Problems 2, 5, and 6 involve objects moving in vertical circles. (All the rest of your answers look good, by the way.) I will comment on #5, and you can apply what I say to 2 and 6.

When Tarzan is at the bottom of his swing, the forces acting on him are his weight = mg (pointing down) and the vine pulling up on him. According to Newton's second law, the force pulling him toward the center of the circle minus the force pulling him down = m v^2/r

So, 1400 - 80(9.8) = 80 v^2 / (4.8)

Solve this equation and you will get the maximum speed he can have and still hang on at the bottom of his swing. (Think about this, if he was not moving at all, he would have to exert a force equal to his weight to hang on to the rope, your approach neglected his weight and gave too high a value for his maximum speed.)
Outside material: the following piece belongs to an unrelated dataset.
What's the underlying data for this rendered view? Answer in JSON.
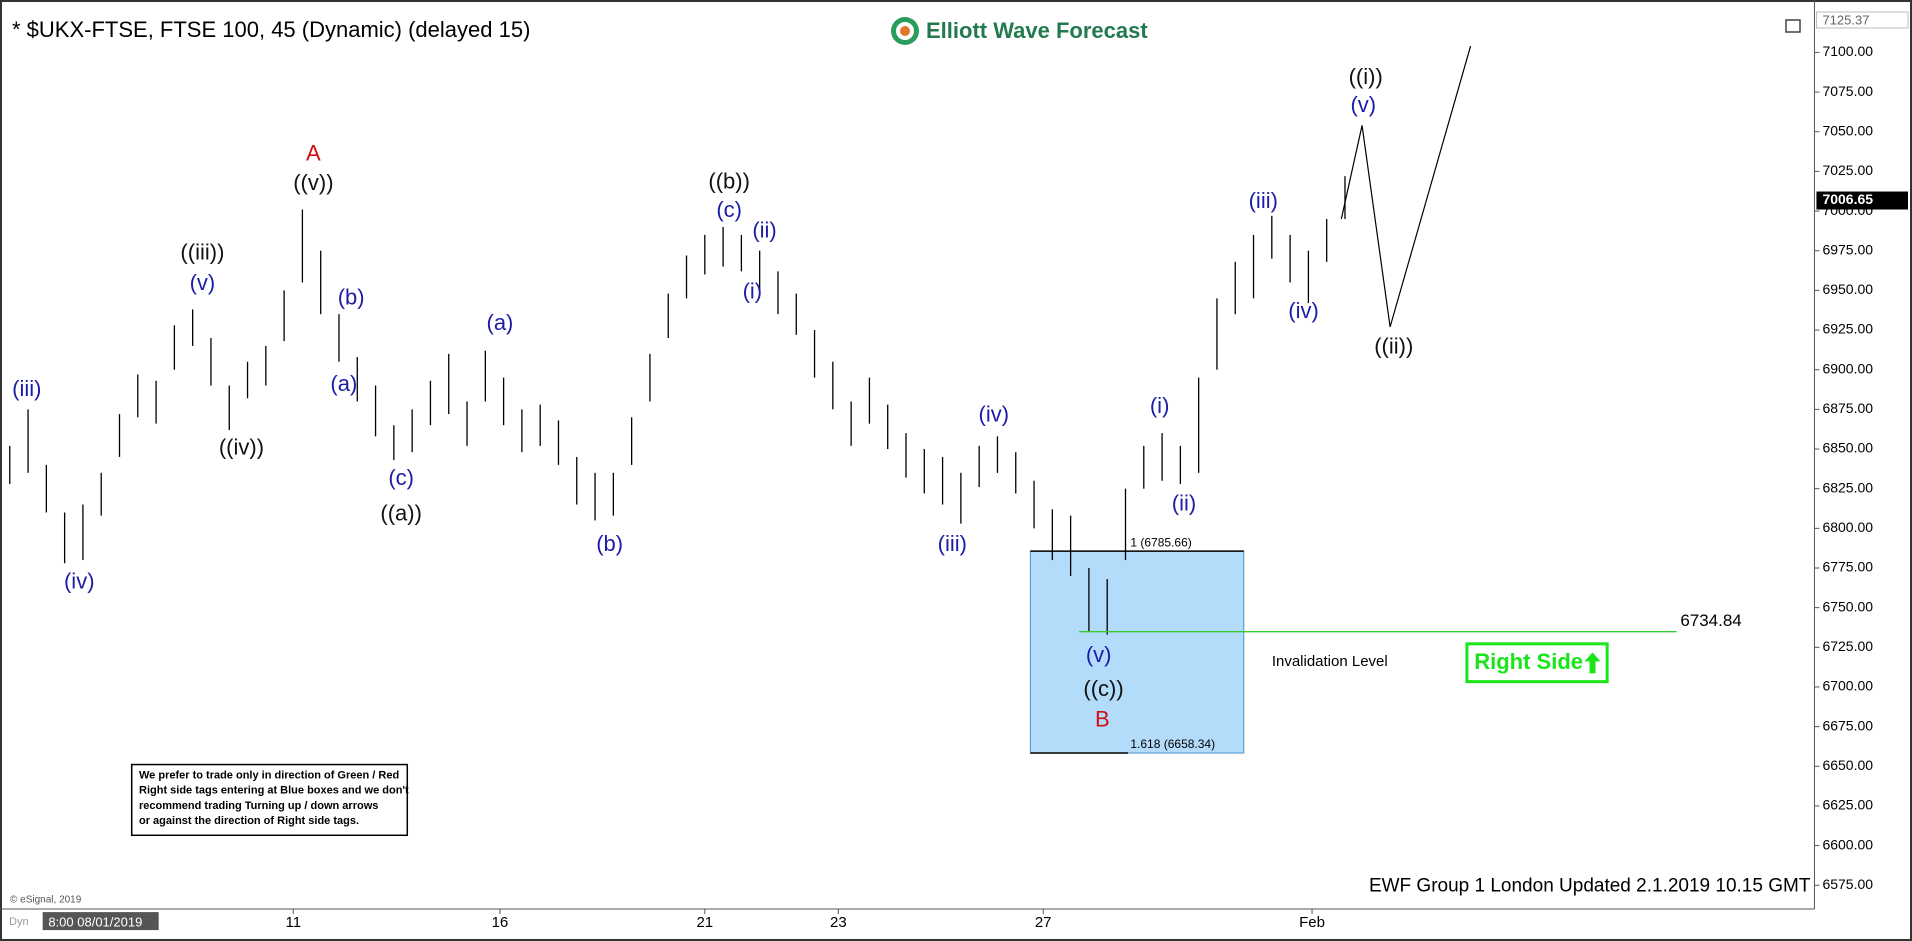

Applying the same reasoning to #6, you get

1000 - m(9.8) = m 8^2/10 and you can solve for m.

I think your value is too high.

In #2, I think the same reasoning applies,

88 - m(9.8) = m 2.5^2 / 2.10 (And then solve for m)

(According to your approach, the girl's mass would be infinite, if the velocity was zero, can that be true?)

Answer 2

There are 2 hassle-free approaches to do it. you are able to multiply eighty 4.38 cases .seventy 5, then multiply ninety one.18 cases .25 and upload the outcomes collectively. which will make your universal 86.08. THEN yet otherwise: you are able to upload the eighty 4.38 thrice, upload in the ninety one.18 as quickly as and divide by utilising 4. you will nonetheless arise with 86.08 as your universal universal. desire this helps!